Car loans in India have become explosively admirable in the last few years. The financiers are creating more innovative loan products each year in an attempt to lure more and more patrons. There are several kinds of modified or one can say customized car loans present in the market, strictly designed to suit special requirements of the borrower.

 

Nowadays, for the various types of auto loans there are different alternatives available to refund a loan. Number of people are not aware of these alternatives by which one can end up a car loan. An applicant must be aware about various methods available to them at the time of the approval of a car loan. There are six types of  car loan refunding methods. One can select anyone according to his/her suitability and affordability.

 

Different Ways Of Refunding A Car Loan

1. Balloon EMI: In this method an individual can pay a lump-sum amount up to 20 per cent of the loan amount at the end of the repayment tenure. Though the interest rate charged in this method is higher than the interest rate charged in regular EMIs, it reduces the initial burden on the customer.

 

2. Regular EMI: In India it is the most used refunding option people like to avail today when it comes to a car loan.
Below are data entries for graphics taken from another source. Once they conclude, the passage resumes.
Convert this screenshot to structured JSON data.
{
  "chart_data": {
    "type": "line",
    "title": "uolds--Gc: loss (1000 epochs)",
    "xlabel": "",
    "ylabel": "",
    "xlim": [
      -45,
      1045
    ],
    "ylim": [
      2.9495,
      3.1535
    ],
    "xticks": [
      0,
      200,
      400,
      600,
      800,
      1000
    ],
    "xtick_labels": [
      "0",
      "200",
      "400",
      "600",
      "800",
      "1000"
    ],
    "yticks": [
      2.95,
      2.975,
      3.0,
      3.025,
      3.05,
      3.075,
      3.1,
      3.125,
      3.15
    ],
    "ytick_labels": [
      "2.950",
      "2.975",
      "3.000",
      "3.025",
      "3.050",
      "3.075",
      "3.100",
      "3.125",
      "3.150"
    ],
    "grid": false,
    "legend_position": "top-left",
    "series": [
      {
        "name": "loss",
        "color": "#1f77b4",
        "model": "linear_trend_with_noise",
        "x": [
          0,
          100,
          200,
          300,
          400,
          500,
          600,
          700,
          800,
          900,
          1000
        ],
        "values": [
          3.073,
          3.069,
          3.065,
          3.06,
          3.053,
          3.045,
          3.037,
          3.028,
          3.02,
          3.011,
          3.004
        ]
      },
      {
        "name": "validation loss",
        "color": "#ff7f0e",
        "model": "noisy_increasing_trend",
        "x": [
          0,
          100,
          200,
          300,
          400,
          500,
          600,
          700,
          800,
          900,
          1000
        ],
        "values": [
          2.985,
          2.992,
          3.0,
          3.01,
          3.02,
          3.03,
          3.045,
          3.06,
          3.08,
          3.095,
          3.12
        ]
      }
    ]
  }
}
In this method of repayment, a static rate of interest is decided, based on which equated monthly instalments (EMIs) are computed for an entire loan tenure. Interest rates are the lowest in the regular EMI option. Instalments can be paid either at the end of the month, called 'monthly in arrears' or at the beginning of each month, called 'monthly in advance'.

 

3. Step-up EMI: As its name depicts the amount of the installments increases as the loan tenure passes away from being the lowest in the first year of the loan tenure and increases gradually after that. The interest rate applicable in this alternative is higher than that in the case of normal EMIs. Customers prefer this option to have a lesser load initially and then slowly get habitual to higher EMIs as their earnings increases.

 

4. Step-down EMI: Same is the case with step down, but in an opposite direction. In this case,  the EMI reduces steadily from being maximum at first. Though the interest rate with step down EMIs is higher than that in the normal EMI method, the overall cost of the loan may be lesser as the acquired amount from the bank is paid back earlier.

 

5. Lease and refinancing: It is a seldom used choice where the patron pays the banker an EMI corresponding to rent charges of the car and then at the end of the loan tenure gets an option to pay the current price of the car.

 

6. Special tie-up: It is often called as a 'super saver tie up' option, it makes sure  the maximum profit for the patron as the financier here has a tie-up with the bank of the borrower. The deal is made such that whenever there is additional money in the account, the same is used for as refunding the car loan. It helps to reduce the acquired loan amount in advance, resulting in considerable savings in the total amount paid out in the long-run.

 

Each patron has a different set of economic considerations based on which he can stumble on the most suitable alternative not only for his car loan but also for a home loan. However, having a detailed understanding of a variety of options existing in the market makes it easier to take a more favourable decision.